Yazım dünyam
nasıl gelişti,nasıl evrildi? Biraz bundan bahsedelim istiyorum. Siz de
kendinizi bir sorgulayın bakalım. İlk olarak ne tür bir yazı yazdınız? Hikaye
mi, günlük mü, şiir mi? Ben ilk olarak hikaye yazmayı çok arzu ederdim. Çünkü
büyük yazarlar daha çocuk yaşlarda küçük küçük hikayeler yazmaya başlarlarmış.

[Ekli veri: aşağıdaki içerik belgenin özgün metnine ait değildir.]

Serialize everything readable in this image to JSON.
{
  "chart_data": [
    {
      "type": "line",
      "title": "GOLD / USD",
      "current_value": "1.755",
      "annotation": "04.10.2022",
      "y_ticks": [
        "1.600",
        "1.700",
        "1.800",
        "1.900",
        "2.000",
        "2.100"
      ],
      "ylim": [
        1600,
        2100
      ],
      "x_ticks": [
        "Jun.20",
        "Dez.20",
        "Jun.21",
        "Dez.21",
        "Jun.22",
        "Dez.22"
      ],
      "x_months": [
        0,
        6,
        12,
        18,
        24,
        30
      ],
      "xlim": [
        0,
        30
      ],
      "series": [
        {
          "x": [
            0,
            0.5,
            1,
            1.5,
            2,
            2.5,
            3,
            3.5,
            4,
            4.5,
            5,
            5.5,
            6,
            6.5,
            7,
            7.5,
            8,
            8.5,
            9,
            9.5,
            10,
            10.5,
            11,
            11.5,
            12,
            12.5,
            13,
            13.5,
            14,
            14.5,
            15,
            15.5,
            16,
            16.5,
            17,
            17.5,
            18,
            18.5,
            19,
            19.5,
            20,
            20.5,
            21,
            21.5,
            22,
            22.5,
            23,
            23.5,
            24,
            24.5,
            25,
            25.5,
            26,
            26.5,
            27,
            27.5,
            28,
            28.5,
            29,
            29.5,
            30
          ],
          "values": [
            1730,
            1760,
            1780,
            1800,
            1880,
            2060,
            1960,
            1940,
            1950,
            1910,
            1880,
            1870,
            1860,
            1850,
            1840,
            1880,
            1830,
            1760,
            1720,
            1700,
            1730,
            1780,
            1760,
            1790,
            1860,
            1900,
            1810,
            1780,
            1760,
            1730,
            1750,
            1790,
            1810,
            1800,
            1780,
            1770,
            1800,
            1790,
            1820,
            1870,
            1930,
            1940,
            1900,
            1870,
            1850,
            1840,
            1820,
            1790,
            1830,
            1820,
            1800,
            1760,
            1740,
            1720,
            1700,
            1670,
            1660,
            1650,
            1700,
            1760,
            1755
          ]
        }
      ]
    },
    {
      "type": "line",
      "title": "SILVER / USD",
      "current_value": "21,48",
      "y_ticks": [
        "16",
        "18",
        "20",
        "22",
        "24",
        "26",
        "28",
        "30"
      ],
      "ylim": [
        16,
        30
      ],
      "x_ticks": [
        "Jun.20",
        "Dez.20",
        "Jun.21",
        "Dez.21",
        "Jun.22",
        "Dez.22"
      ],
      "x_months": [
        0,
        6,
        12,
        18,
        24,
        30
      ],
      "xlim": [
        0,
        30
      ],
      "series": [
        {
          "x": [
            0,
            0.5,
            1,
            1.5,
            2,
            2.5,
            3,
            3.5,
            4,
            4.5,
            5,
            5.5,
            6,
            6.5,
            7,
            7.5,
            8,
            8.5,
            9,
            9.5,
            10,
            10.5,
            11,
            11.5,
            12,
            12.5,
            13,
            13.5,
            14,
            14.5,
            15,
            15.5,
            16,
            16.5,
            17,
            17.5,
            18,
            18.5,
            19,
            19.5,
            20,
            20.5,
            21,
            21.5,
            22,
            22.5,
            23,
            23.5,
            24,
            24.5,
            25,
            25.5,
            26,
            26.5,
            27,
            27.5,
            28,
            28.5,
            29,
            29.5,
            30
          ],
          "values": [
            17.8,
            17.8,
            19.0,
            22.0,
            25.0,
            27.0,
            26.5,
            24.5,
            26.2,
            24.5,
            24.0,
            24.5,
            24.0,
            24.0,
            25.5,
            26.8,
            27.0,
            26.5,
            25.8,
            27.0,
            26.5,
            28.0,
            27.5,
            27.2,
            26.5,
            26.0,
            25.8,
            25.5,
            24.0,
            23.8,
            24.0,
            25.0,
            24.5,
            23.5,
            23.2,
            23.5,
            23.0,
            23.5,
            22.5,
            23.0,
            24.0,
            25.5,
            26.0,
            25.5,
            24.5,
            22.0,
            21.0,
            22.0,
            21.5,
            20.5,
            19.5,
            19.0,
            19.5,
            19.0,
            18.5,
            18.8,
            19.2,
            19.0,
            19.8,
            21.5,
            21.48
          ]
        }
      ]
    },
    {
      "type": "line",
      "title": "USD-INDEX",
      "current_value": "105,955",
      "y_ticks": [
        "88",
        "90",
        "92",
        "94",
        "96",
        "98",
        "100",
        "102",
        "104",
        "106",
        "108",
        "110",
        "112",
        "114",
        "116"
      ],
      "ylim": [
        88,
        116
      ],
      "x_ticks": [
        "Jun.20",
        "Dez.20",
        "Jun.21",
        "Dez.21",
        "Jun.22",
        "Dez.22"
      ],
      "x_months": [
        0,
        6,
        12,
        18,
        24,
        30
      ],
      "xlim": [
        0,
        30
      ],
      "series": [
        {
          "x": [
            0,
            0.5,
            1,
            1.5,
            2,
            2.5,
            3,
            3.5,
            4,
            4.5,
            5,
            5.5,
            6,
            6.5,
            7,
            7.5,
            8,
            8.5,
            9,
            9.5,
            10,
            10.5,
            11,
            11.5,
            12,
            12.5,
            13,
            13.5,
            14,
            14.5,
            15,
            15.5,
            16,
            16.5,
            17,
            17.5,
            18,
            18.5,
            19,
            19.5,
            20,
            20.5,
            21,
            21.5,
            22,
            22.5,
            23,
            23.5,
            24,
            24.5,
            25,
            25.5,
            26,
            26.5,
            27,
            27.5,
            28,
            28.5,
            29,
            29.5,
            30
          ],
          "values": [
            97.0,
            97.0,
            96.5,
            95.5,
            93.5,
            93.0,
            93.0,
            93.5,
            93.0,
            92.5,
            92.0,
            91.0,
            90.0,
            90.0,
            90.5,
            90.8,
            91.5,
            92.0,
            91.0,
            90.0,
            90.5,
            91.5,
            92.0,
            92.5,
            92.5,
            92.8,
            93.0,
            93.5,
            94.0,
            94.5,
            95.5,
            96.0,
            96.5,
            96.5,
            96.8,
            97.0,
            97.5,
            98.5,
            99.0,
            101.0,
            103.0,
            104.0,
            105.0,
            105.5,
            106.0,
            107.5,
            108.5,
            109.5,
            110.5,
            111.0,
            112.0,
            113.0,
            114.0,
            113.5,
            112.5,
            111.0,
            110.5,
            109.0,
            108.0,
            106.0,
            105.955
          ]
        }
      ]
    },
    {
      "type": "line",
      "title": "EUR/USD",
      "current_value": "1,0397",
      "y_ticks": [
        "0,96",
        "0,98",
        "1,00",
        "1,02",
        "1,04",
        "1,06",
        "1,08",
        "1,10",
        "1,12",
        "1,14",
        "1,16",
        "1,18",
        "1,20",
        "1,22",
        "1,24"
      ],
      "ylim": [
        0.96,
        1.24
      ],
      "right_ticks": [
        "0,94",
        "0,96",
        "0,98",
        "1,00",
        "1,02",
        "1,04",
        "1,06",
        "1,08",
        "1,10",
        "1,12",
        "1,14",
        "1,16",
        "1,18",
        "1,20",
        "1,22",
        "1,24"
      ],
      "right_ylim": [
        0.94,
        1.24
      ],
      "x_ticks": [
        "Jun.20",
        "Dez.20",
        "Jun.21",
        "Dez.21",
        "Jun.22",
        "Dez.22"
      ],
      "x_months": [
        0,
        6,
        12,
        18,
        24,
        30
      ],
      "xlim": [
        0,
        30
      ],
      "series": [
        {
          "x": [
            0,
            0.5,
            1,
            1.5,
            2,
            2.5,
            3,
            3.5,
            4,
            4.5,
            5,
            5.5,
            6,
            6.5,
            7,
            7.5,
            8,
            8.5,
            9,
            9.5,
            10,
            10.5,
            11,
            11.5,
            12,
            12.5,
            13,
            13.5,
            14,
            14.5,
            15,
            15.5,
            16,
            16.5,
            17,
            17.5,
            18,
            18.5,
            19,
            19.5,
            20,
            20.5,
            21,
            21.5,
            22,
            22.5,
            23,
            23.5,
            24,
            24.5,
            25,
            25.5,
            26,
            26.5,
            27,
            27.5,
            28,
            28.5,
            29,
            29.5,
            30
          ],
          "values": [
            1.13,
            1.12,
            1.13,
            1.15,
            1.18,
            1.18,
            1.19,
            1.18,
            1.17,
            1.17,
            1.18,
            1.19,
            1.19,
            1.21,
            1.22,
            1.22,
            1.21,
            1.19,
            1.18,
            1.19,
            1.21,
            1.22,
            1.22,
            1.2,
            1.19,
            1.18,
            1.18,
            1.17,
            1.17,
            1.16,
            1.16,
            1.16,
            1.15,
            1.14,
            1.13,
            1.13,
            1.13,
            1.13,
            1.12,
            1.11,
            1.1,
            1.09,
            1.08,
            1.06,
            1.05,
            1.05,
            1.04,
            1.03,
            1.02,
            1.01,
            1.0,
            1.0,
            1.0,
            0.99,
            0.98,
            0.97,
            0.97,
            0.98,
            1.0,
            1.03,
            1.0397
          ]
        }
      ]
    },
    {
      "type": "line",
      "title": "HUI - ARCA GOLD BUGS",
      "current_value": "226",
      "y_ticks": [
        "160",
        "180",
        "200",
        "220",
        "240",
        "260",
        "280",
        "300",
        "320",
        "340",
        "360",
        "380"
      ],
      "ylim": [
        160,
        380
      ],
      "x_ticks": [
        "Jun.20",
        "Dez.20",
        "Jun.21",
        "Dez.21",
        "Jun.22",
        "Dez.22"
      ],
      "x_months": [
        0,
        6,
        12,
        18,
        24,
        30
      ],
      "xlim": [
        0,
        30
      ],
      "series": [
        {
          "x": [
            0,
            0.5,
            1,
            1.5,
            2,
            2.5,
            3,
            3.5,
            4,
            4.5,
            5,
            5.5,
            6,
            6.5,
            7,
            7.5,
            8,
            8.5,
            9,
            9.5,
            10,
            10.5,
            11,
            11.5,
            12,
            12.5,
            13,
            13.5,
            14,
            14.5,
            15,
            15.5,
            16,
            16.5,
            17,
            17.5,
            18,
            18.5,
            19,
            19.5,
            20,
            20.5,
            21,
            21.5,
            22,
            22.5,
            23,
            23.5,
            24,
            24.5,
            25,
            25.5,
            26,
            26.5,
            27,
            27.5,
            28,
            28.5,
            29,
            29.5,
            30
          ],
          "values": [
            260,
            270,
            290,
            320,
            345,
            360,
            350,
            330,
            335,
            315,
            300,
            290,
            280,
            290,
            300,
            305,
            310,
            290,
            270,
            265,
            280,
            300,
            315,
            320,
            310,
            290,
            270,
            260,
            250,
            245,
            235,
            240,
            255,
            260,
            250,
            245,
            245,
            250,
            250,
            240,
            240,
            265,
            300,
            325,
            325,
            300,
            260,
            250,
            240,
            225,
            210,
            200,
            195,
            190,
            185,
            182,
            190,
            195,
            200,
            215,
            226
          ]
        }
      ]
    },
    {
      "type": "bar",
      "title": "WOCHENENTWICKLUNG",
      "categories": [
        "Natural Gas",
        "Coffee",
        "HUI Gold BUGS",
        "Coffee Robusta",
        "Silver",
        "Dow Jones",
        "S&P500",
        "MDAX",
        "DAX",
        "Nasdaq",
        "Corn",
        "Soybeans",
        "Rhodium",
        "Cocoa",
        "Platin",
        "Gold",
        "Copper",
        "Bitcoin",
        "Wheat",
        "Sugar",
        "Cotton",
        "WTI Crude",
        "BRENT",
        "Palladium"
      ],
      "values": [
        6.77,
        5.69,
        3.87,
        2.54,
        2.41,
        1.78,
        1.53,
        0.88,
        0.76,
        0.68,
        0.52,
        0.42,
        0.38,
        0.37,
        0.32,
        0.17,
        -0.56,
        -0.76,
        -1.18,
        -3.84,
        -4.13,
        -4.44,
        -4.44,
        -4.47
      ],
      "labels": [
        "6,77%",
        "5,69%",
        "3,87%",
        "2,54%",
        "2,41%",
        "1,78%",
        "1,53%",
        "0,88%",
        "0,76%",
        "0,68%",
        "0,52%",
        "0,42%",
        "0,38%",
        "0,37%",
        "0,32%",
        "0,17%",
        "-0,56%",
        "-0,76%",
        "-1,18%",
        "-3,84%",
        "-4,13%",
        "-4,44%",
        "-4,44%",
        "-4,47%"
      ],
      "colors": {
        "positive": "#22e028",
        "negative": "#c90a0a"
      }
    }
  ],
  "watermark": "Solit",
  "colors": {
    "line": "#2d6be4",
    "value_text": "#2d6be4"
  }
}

Sırf bu yüzden isterdim ilk olarak hikaye yazabilmeyi. Ben yazı dünyasına ilk
olarak günlük ile başladım. Ama her gün farklı olaylar olmuyordu ki, günlüğe
farklı şeyler yazalım. Günlüğe her gün aynı şeyleri yazıp duruyordum. Sabah
kalktım. Okula gittim. Okuldan geldim. Ders yaptım. Televizyona baktım ve
yattım. Bir süre sonra beni sıkmaya başladı.
YAZIMDA
FARKLI BİR MEKAN: KOMPOZİSYON
Ondan sonra bir
ara yazı dünyasından koptum. Yazı yazmaz oldum. sonra kompozisyon dersi girdi
hayatıma. Günlüğün dışında farklı bir şey yazdığım bir dersti kompozisyon
dersi. Artık atasözleri hakkında yazıyordum. Kendi sınırlı dünyamın dışına
çıkmıştım. Köyünden ya da mahallenden yaşadığın ilin merkezine gitmek gibi bir
şeydi kompozisyon yazmak. Lise son sınıfta yıllardır kompozisyon yazmanın en
büyük notunu almıştım seksen ile. Sonraları evde kendi kendime atasözleri
açıklayan kompozisyonlar yazmayı düşündüm. Ama o kompozisyonları
değerlendirecek bir öğretmenim olmayacağı için çekici gelmedi bana evde
kompozisyon yazmak. Ama yine de yazmak istiyordum. İçimde yazmak isteği vardı,
ne yapacaktım? Evet, o günlerde köşe yazılarını okumaya başlamıştım.
ARTIK KÖŞE
YAZISI YAZACAKTIM
Okuduğum
köşe yazıları bana ne yazacağım konusu hakkında bir fener görevi gördüler.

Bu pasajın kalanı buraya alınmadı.